Pictures of this kind are not uncommon in the lives of religious enthusiasts, but they usually have a very limited interest and importance. It is, however, scarcely an exaggeration to say that the scene which took place at that humble meeting in Aldersgate Street forms an epoch in English history. The conviction which then flashed upon one of the most powerful and most active intellects in England is the true source of English Methodism. Shortly before this, Charles Wesley, who had also fallen completely under the influence of Boehler, had passed through a similar change; and Whitefield, without ever adopting the dangerous doctrine of perfection which was so prominent in the Methodist teaching, was at a still earlier period an ardent preacher of justification by faith of the new birth. It was characteristic of John Wesley that ten days before his conversion he wrote a long, petulant, and dictatorial letter to his old master, William Law, reproaching him with having kept back from him the fundamental doctrine of Christianity, and intimating in strong and discourteous language his own conviction, and that of Boehler, that the spiritual condition of Law was a very dangerous one.

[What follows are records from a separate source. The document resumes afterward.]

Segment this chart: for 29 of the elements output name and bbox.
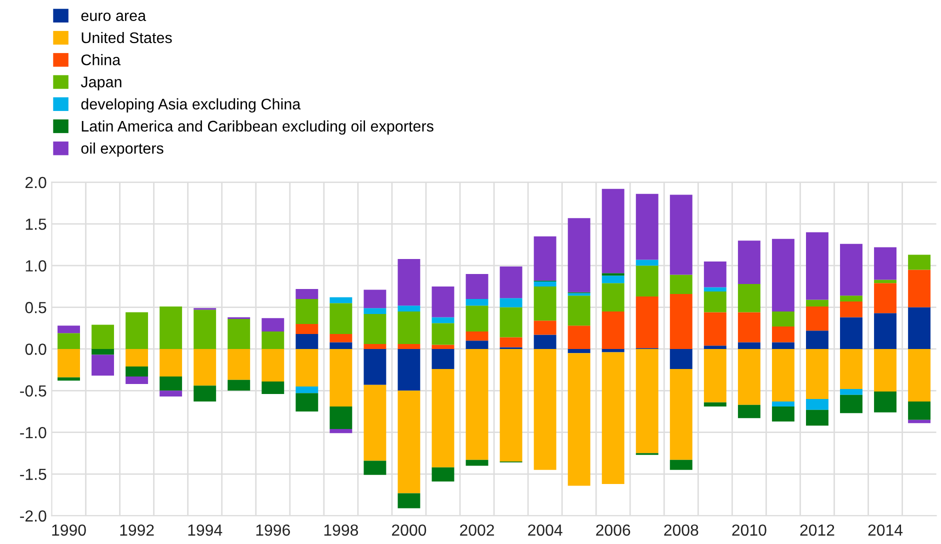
y-tick-label: 2.0 bbox=[25, 176, 46, 188]
x-tick-label: 2010 bbox=[732, 524, 766, 536]
x-tick-label: 2014 bbox=[868, 524, 903, 536]
x-tick-label: 2002 bbox=[460, 524, 494, 536]
x-tick-label: 1994 bbox=[188, 524, 222, 536]
y-tick-label: 0.0 bbox=[25, 344, 46, 355]
x-tick-label: 1998 bbox=[324, 524, 358, 536]
x-tick-label: 2006 bbox=[596, 524, 630, 536]
y-tick-label: -1.5 bbox=[20, 468, 46, 480]
legend-label: United States bbox=[82, 32, 172, 44]
legend-label: euro area bbox=[81, 12, 146, 22]
x-tick-label: 2004 bbox=[528, 524, 562, 536]
x-tick-label: 1996 bbox=[256, 524, 290, 536]
y-tick-label: 1.5 bbox=[26, 218, 46, 230]
x-tick-label: 1990 bbox=[52, 524, 86, 536]
y-tick-label: -0.5 bbox=[20, 385, 46, 397]
x-tick-label: 2008 bbox=[664, 524, 698, 536]
y-tick-label: 1.0 bbox=[26, 260, 46, 272]
legend-label: developing Asia excluding China bbox=[81, 98, 301, 113]
y-tick-label: -2.0 bbox=[20, 510, 46, 522]
legend-label: China bbox=[81, 54, 121, 66]
legend-label: oil exporters bbox=[81, 142, 164, 157]
legend-label: Latin America and Caribbean excluding oil exporters bbox=[82, 120, 434, 135]
x-tick-label: 1992 bbox=[120, 524, 154, 536]
y-tick-label: -1.0 bbox=[20, 426, 46, 438]
x-tick-label: 2000 bbox=[392, 524, 426, 536]
x-tick-label: 2012 bbox=[800, 524, 834, 536]
legend-label: Japan bbox=[80, 76, 122, 90]
y-tick-label: 0.5 bbox=[25, 302, 46, 314]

It was no less characteristic of the indefatigable energy which formed another and a better side of his nature, that immediately after this change he started on a pilgrimage to Herrnhut, the head-quarters of Moravianism, in order that he might study to the best advantage what he now regarded as the purest type of a Christian church. He returned objecting to many things, but more than ever convinced of his new doctrine, and more than ever resolved to spend his life in diffusing it. In the course of 1738 the chief elements of the movement were already formed. Whitefield had returned from Georgia. Charles Wesley had begun to preach the doctrine with extraordinary effect to the criminals in Newgate and from every pulpit into which he was admitted. Methodist societies had already sprung up under Moravian influence. The design of each was to be a church within a church, a seed-plot of a more fervent piety, the centre of a stricter discipline and a more energetic propagandism, than existed in religious communities at large.